Algemeen
Het ca. 7 – 11 mm lange zilvervisje is zilverachtig van kleur, bedekt met fijne schubben. Hij is voorzien van twee lange antennes en heeft drie staartdraden aan het achterlijf.
Het zilvervisje wordt ook nog wel eens vergeleken met het ovenvisje (Thermobia domestica Packard) en het papiervisje (Ctenolepisma longicaudatum) wat eigenlijk onterecht is gezien het verschil in leefwijze. Het is echter niet uitgesloten dat meerdere soorten zich ophouden in een zelfde omgeving.
Leefwijze
Het zilvervisje is lichtschuw en houd zich vooral op in naden en kieren maar ook achter wand en vloertegels die niet goed zijn afgevoegd of afgekit.
Het zilvervisje heeft sterk de voorkeur voor (vochtige-)ruimtes van centraal verwarmde gebouwen en woningen.
De eieren worden veelal afgezet in de periode van april tot augustus op een daarvoor geschikte voedingsbodem. Het wijfje legt de eieren steeds in kleine aantallen bij elkaar, in totaal tot ca. 150. Bij 25°C en 75% relatieve luchtvochtigheid komen de eieren na z’n 28 dagen uit. Uit de eieren komende zilvervisjes vervellen in hun 2 tot 3 jaar lange leven soms wel twintig keer.
Het zilvervisje voedt zich ook met schimmels, kleine dode insecten en mijten en kunnen enige maanden zonder voedsel.
De beestjes verplaatsen zich op allerlei manieren in aangesloten bebouwing dus ook van buur tot buur!

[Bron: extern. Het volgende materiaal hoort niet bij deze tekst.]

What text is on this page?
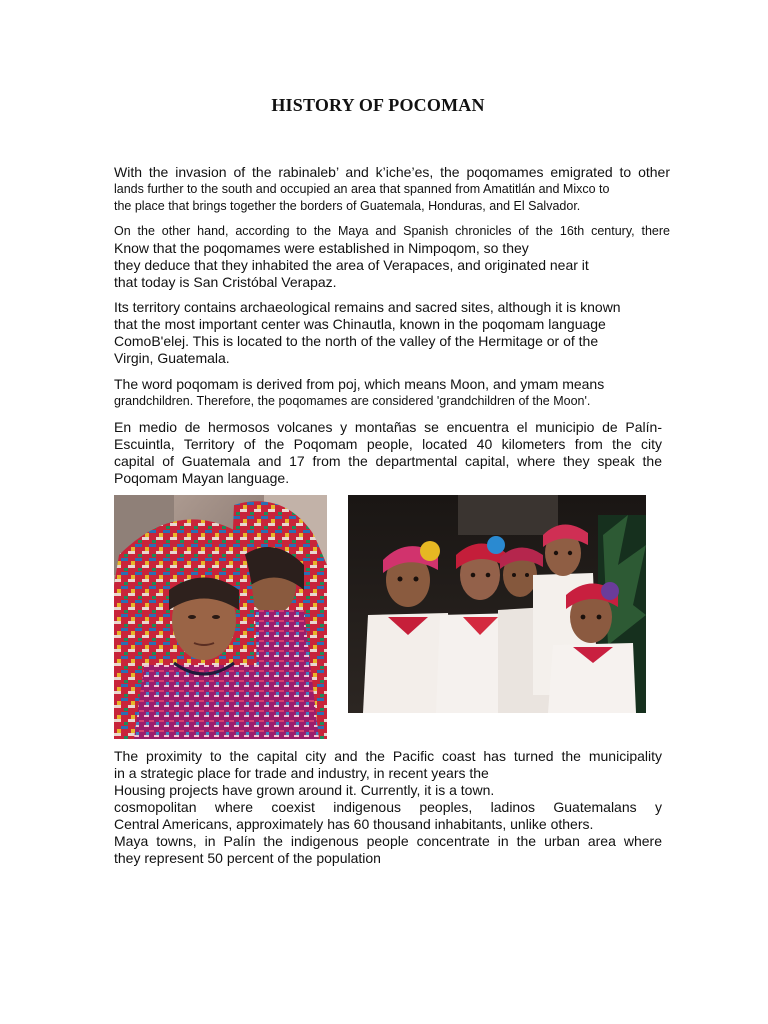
HISTORY OF POCOMAN
With the invasion of the rabinaleb’ and k’iche’es, the poqomames emigrated to other
lands further to the south and occupied an area that spanned from Amatitlán and Mixco to
the place that brings together the borders of Guatemala, Honduras, and El Salvador.
On the other hand, according to the Maya and Spanish chronicles of the 16th century, there
Know that the poqomames were established in Nimpoqom, so they
they deduce that they inhabited the area of Verapaces, and originated near it
that today is San Cristóbal Verapaz.
Its territory contains archaeological remains and sacred sites, although it is known
that the most important center was Chinautla, known in the poqomam language
ComoB'elej. This is located to the north of the valley of the Hermitage or of the
Virgin, Guatemala.
The word poqomam is derived from poj, which means Moon, and ymam means
grandchildren. Therefore, the poqomames are considered 'grandchildren of the Moon'.
En medio de hermosos volcanes y montañas se encuentra el municipio de Palín-
Escuintla, Territory of the Poqomam people, located 40 kilometers from the city
capital of Guatemala and 17 from the departmental capital, where they speak the
Poqomam Mayan language.
The proximity to the capital city and the Pacific coast has turned the municipality
in a strategic place for trade and industry, in recent years the
Housing projects have grown around it. Currently, it is a town.
cosmopolitan where coexist indigenous peoples, ladinos Guatemalans y
Central Americans, approximately has 60 thousand inhabitants, unlike others.
Maya towns, in Palín the indigenous people concentrate in the urban area where
they represent 50 percent of the population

Onder optimale omstandigheden zal een zilvervisje ca. 2 – 3 jaar oud kunnen worden.
Schade
Schade van enige betekenis veroorzaakt door zilvervisjes komt slechts voor wanneer ze in grote aantallen voorkomen. Deze schade bestaat dan uit aantasting van o.a. papier, behang, boeken, postzegelverzameling, vooral als hier bepaalde lijmsoorten in verwerkt zijn. Ook kleding waar synthetisch material in is verwerkt kan aangetast worden.
Wering/Bestrijding
Omdat zilvervisjes slechts zelden schade van enige betekenis aanricht en omdat meestal slechts geringe aantallen voorkomen, is een bestrijding in het algemeen niet nodig.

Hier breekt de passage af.